Oktober: Gründe gesucht, Gründe gefunden- Vieles verdrängt, wird schon überwunden. Versuch mich zu lösen, von den Zwängen und Ängsten, die mich laufend verfolgen, wie nachts die dunklen Gespenster. Habe immer versucht, darüber zu sprechen, doch hab das Gefühl, ich werde an den Worten zerbrechen.
November: Es wurde ein Stück besser, so soll es auch sein, doch auch im November, fall ich wieder hinein. Hinein in das Loch, was ich mir selber grub, in die tiefe Dunkelheit, ich verlor meinen Mut. Die Worte von Außen, liebevoll und auch schön, doch leider kann ich irgendwie das Schöne nicht sehn´. Was stimmt nicht mit mir- was ist denn bloß los? Was soll ich hier? Meine Ängste sind groß. Die Ängste, nicht genug zu sein, ich falle wieder und wieder hinein.

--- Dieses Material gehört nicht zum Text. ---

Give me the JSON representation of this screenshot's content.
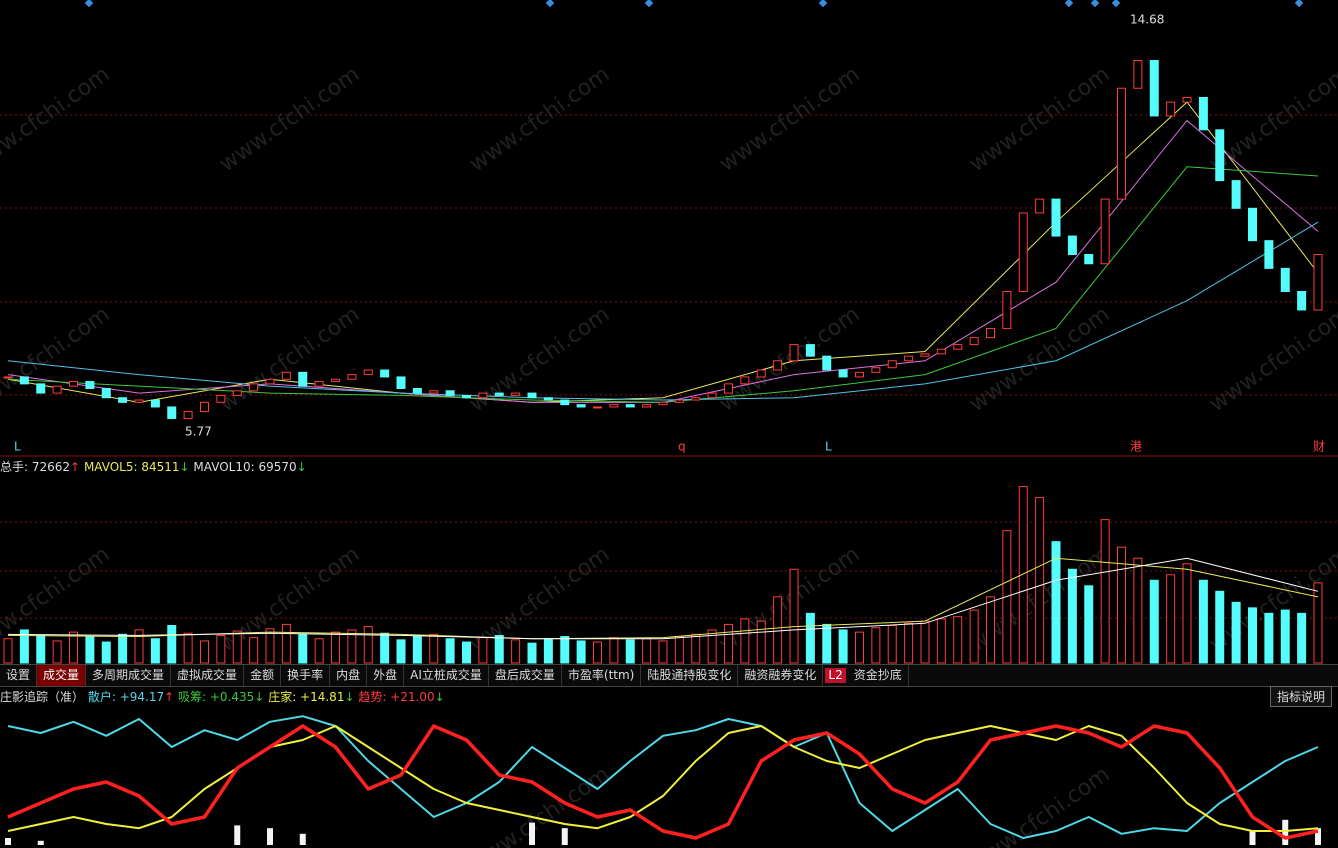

Dezember: Der Himmel grau und mir ist kalt, fahre wieder zu dir, denke, du gibst mir Halt Doch all deine Worte-sind bloß gelogen, ich dachte immer, mit dir, wäre ich so gerne geflogen. Langsam aber sicher, spüre ich, das ist nicht wahr, nehme mir wieder mal vor, ich komme nicht wieder- im Januar. Dann, als ich dachte, der Winter ist kalt genug, nahm mir die eisige Kälte auch noch meinen letzten Mut. Denn sie nahm mir ein großes Stück meines Lebens, ich versuche, klarzukommen, aber schaffs´ nicht- vergebens.
Ich schließe das Buch und werfe es auf den Couchtisch, lege beide Hände über meine Augen. Tränen fließen über mein Gesicht, dicke, salzige, traurige Tränen.
Ich bin erschrocken, mir wurde bewusst, dass all der Schmerz, der in diesen Zeilen steckt, mein Schmerz ist, dass ich alles, all diese Geschichten so sehr verdrängt habe, dass ich weit davor weggelaufen bin, dass ich nie gesprochen habe. Ich war so hart zu mir in den letzten Wochen und Monaten, dass ich vergessen habe, wie stark ich sein kann, wie stark ich bin. Ich war für alle da, außer für mich, ich habe mich verloren, mich vergessen.
Ich denke an das Gespräch mit Maya gestern und beschließe, ihren Rat zu befolgen. Es ist ein Samstagmorgen im Mai und ich öffne meine Balkontür, frischer Frühlingsduft steigt in meine Nase und die feinen Sonnenstrahlen kitzeln mein Gesicht. Ich bin bereit, bereit für mich da zu sein, ich bin bereit zu sprechen.
Ich stelle mich neben die Angst, die mich warnt, dass ich daran zerbrechen könnte, wenn ich alles erneut Revue passieren lasse und flüstere leise: „Nur redenden Menschen kann geholfen werden. Hab keine Angst, ich bin da- für dich- für mich. Wir schaffen das!“ Ich beginne, jede Geschichte erneut zu betrachten, aus einer anderen Perspektive, während ich versuche, mir mit Zuversicht zu begegnen und für mich da zu sein. Und ich springe zum 23. Januar.
Als ich fertig bin, fühle ich mich so unglaublich befreit. Und ich schreibe:
Du kannst dein Leuchten nicht sehen, wenn du es dir selber verwehrst, du kannst die Schönheit der Welt nicht verstehen, wenn du dir alles erschwerst. Aber schau mal auf dich, auf deinen Weg, das hast DU alles geschafft, du bist schön wie du bist- und Akzeptanz ist und bleibt eine Superkraft.